Podríamos ir dando saltos de alegría si comprendiéramos hasta que punto
estamos protegidos y blindados por el amor infinito. Eso es lo que hacen los
grandes santos y ellos son nuestro modelo. Están puestos en la historia como
faros auténticos.
En algún sitio leí que “la vida no vivida es una enfermedad de la que se
puede morir”. Tiene repercusiones fatales ser un muerto caminando. Y cómo se
vive la vida: contactando con nuestra criatura más íntima, que es nuestra
auténtica verdad. La que tiene inocencia y bondad y que todos la llevamos. Es
nuestro trocito de cielo, el que se nos regala con la existencia. Es lo que nos
hace seres humanos y dichosos.
En nuestro viaje hacia nosotros mismos también nos encontramos situaciones
difíciles. Todo está ahí por algo.

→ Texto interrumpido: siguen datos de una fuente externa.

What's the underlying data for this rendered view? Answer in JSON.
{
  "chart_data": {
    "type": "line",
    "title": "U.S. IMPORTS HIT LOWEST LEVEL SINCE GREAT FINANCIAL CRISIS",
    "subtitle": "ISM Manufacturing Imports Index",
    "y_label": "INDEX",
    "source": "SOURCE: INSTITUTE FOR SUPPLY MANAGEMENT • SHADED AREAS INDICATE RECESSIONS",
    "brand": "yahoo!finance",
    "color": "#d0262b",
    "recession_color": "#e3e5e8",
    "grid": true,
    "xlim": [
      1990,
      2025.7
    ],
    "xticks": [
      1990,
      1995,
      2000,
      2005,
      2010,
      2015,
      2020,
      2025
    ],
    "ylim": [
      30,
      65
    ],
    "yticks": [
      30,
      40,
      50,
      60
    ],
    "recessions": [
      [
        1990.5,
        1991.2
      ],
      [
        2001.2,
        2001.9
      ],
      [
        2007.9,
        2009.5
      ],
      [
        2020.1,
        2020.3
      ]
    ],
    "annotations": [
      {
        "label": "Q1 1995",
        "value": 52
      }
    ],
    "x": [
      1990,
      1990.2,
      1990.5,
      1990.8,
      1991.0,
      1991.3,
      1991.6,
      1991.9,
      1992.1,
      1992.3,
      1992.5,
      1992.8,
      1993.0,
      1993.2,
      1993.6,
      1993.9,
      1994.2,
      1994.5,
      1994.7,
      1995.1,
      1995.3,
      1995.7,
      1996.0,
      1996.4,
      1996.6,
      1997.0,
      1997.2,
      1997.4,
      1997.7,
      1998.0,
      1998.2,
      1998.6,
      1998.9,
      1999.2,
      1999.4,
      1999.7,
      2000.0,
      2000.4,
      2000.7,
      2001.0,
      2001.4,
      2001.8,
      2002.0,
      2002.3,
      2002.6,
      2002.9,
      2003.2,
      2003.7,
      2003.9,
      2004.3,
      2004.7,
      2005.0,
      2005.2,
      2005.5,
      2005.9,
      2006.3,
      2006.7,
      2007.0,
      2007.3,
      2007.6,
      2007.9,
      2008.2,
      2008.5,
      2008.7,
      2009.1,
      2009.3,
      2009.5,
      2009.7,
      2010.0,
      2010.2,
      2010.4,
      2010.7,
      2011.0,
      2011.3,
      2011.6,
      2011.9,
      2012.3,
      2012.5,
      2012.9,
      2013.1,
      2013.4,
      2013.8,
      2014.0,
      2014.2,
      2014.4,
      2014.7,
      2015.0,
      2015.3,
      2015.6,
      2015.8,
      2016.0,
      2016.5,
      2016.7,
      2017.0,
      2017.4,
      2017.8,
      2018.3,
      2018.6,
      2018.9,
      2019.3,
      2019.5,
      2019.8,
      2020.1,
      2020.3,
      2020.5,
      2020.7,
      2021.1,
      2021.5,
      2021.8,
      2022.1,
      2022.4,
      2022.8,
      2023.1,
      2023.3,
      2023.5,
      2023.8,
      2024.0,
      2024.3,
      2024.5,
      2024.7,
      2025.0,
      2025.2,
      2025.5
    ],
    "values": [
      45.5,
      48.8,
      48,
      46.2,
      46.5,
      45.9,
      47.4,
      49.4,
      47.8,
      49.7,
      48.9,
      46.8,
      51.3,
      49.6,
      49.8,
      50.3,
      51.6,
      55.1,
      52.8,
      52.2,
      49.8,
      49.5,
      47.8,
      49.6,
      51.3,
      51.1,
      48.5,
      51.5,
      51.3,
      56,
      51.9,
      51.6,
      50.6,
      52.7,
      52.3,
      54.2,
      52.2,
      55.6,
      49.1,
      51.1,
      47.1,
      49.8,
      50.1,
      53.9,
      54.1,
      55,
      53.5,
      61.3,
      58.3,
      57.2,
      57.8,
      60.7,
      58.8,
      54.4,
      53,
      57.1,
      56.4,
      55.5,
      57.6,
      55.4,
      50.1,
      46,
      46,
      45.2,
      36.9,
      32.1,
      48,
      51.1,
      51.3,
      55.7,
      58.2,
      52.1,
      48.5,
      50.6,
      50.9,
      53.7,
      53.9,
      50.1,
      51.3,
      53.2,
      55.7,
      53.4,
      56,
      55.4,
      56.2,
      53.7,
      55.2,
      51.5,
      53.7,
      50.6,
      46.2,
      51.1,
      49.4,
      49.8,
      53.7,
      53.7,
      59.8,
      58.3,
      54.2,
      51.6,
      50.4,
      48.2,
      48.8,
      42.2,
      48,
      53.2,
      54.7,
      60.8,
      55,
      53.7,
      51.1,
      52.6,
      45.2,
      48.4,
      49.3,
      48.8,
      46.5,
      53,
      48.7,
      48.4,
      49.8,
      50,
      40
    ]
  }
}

Todo sirve para sacar lo mejor de nosotros.
Para usar la imaginación y el buen sentido.
No importan los tropiezos, ni lo árido del camino, el calorcito lo llevamos
dentro, brota del manantial interior, lo producimos a nuestro paso: calor
humano, ternura en los encuentros, sonrisas y caricias.
En esta aventura nunca, nunca, vamos solos. Si pudiéramos grabar esto en
nuestras células, cuántas angustias nos ahorraríamos. Pero se ve que es
necesario este caminar desorientado y sediento.
“Muy agradable es la
luz y es bueno que los ojos vean el sol, pero aunque uno viva muchos años y
disfrute de todos ellos, debe recordar que los días de oscuridad serán muchos.”
(Ec 11,7-8).
Buen camino para todos en este viaje interior.